Невролог Вилли Гельпах, в начале XX века самый расторопный молодой автор по теме «нервозность» и один из основных моих свидетелей, не делал тайны из того, что расстройство, с которого когда-то началась его карьера, было и его собственной проблемой, и вместе с тем его шансом. Когда он был молодым врачом, «его страшно раздражало» ожидание пациентов, пропускавших прием. Его нерешительность в любви и двойная жизнь также выводили его из себя. «Моя жизнь становилась все более безнадежна. Я видел лишь кучу осколков и руины». Когда он открыл нервозность как свою тему, он знал, о чем писал. Однако им руководило не одно только страдание, но и честолюбие. «Ходят слухи, что неврологу принадлежит будущее, XX век будет веком неврастении и ее преодоления». Именно неудержимая радость открытия неисследованных регионов обыденности сделала его тем, что он стал не крупным ученым, но медиумом своего времени. «Гельпах говорит обо всем, обо всем на свете», – смеялся его гейдельбергский коллега. Фрейд, однако, заверял Гельпаха, что относит его «к честным искателям истины, к каковым отношу и самого себя» (см. примеч. 4).

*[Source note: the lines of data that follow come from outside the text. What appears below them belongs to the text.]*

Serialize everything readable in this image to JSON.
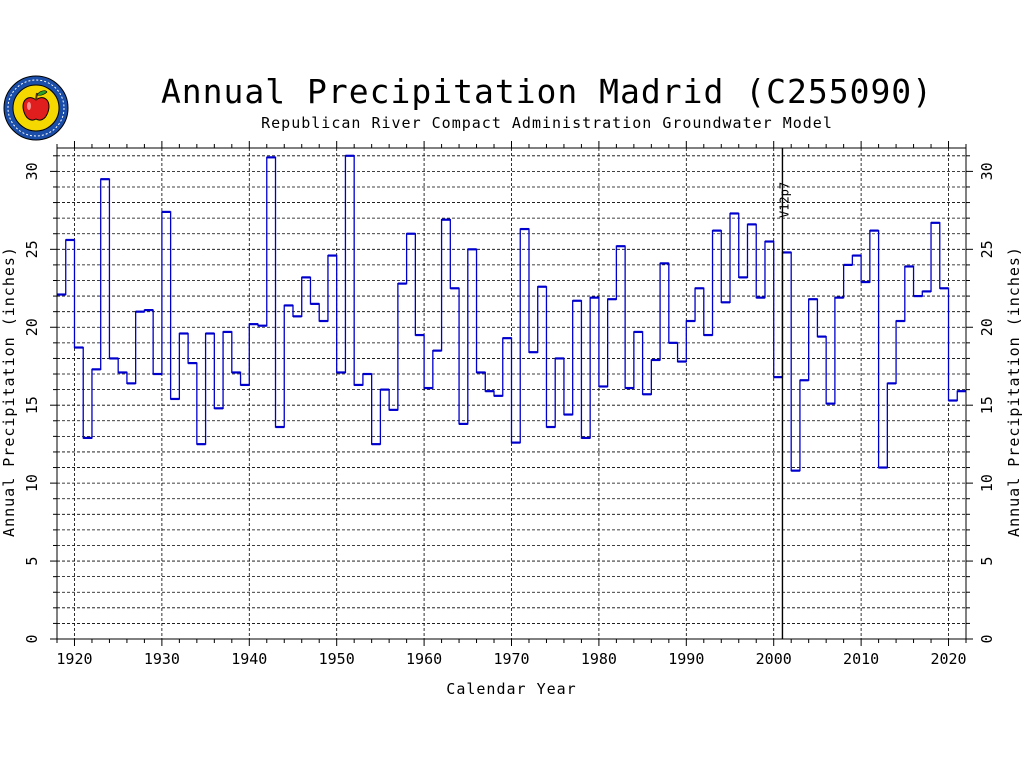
{
  "page": {
    "title": "Annual Precipitation Madrid (C255090)",
    "subtitle": "Republican River Compact Administration Groundwater Model",
    "logo": {
      "icon": "apple-seal-icon",
      "colors": {
        "ring": "#1a4ea8",
        "apple": "#e01e1e",
        "leaf": "#2aa02a",
        "field": "#f5d800"
      }
    }
  },
  "chart_data": {
    "type": "step",
    "title": "Annual Precipitation Madrid (C255090)",
    "subtitle": "Republican River Compact Administration Groundwater Model",
    "xlabel": "Calendar Year",
    "ylabel": "Annual Precipitation (inches)",
    "ylabel_right": "Annual Precipitation (inches)",
    "xlim": [
      1918,
      2022
    ],
    "ylim": [
      0,
      31.5
    ],
    "x_ticks": [
      1920,
      1930,
      1940,
      1950,
      1960,
      1970,
      1980,
      1990,
      2000,
      2010,
      2020
    ],
    "y_ticks": [
      0,
      5,
      10,
      15,
      20,
      25,
      30
    ],
    "grid": true,
    "series_color": "#0000cc",
    "annotation": {
      "text": "V12p7",
      "x": 2001
    },
    "series": [
      {
        "x": [
          1918,
          1919,
          1920,
          1921,
          1922,
          1923,
          1924,
          1925,
          1926,
          1927,
          1928,
          1929,
          1930,
          1931,
          1932,
          1933,
          1934,
          1935,
          1936,
          1937,
          1938,
          1939,
          1940,
          1941,
          1942,
          1943,
          1944,
          1945,
          1946,
          1947,
          1948,
          1949,
          1950,
          1951,
          1952,
          1953,
          1954,
          1955,
          1956,
          1957,
          1958,
          1959,
          1960,
          1961,
          1962,
          1963,
          1964,
          1965,
          1966,
          1967,
          1968,
          1969,
          1970,
          1971,
          1972,
          1973,
          1974,
          1975,
          1976,
          1977,
          1978,
          1979,
          1980,
          1981,
          1982,
          1983,
          1984,
          1985,
          1986,
          1987,
          1988,
          1989,
          1990,
          1991,
          1992,
          1993,
          1994,
          1995,
          1996,
          1997,
          1998,
          1999,
          2000,
          2001,
          2002,
          2003,
          2004,
          2005,
          2006,
          2007,
          2008,
          2009,
          2010,
          2011,
          2012,
          2013,
          2014,
          2015,
          2016,
          2017,
          2018,
          2019,
          2020,
          2021
        ],
        "values": [
          22.1,
          25.6,
          18.7,
          12.9,
          17.3,
          29.5,
          18.0,
          17.1,
          16.4,
          21.0,
          21.1,
          17.0,
          27.4,
          15.4,
          19.6,
          17.7,
          12.5,
          19.6,
          14.8,
          19.7,
          17.1,
          16.3,
          20.2,
          20.1,
          30.9,
          13.6,
          21.4,
          20.7,
          23.2,
          21.5,
          20.4,
          24.6,
          17.1,
          31.0,
          16.3,
          17.0,
          12.5,
          16.0,
          14.7,
          22.8,
          26.0,
          19.5,
          16.1,
          18.5,
          26.9,
          22.5,
          13.8,
          25.0,
          17.1,
          15.9,
          15.6,
          19.3,
          12.6,
          26.3,
          18.4,
          22.6,
          13.6,
          18.0,
          14.4,
          21.7,
          12.9,
          21.9,
          16.2,
          21.8,
          25.2,
          16.1,
          19.7,
          15.7,
          17.9,
          24.1,
          19.0,
          17.8,
          20.4,
          22.5,
          19.5,
          26.2,
          21.6,
          27.3,
          23.2,
          26.6,
          21.9,
          25.5,
          16.8,
          24.8,
          10.8,
          16.6,
          21.8,
          19.4,
          15.1,
          21.9,
          24.0,
          24.6,
          22.9,
          26.2,
          11.0,
          16.4,
          20.4,
          23.9,
          22.0,
          22.3,
          26.7,
          22.5,
          15.3,
          15.9
        ]
      }
    ]
  }
}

Диагноз, поставленный благодаря интуиции и самопознанию, имеет собственную сомнамбулическую надежность, а также коварство. Это еще больше относится к «нервозности» как к политическому диагнозу. Немецкая история нервозности – в кайзеровской Германии и после нее – повествует не только о психосоматическом расстройстве, но и о взаимодействии опыта расстройства и сознания своей эпохи. Это делает тему актуальной и сегодня, когда психологическая игра с собой и с миром определяет сознание более, чем когда-либо, и терапия, а также решение подвергнуться ей, стали существенной частью общения с собственным Я.
I. Магистрали и перекрестки в истории нервов
По следам высоких теорий – о нервозности модерна
Эта книга предполагает, что рассмотрение истории феномена нервозности нуждается в прицельной точности и индивидуальном подходе – нужно направить оптику на записи самих «нервнобольных», исследовать не только общую нервозность Нового времени, но и конкретные, частные истории. Правилен ли такой подход? Может быть, тема «нервозность» нуждается не в дотошном расследовании, а в антропологии, философии истории, универсальной великой перспективе? Может быть, мы наивно путаем слова и феномены, предполагая, что если понятие «нервозность» принадлежит модерну, то и сам феномен нервозности также родом оттуда? Разве тревоги и дрожь неудовлетворенных желаний не известны людям с незапамятных времен? «Погоня и охота дарят сердцу человека вспышки неистовства», – учил Лао-цзы в VI веке до н. э. Тоска по спокойствию духа уже тысячи лет остается одним из основных мотивов философских учений.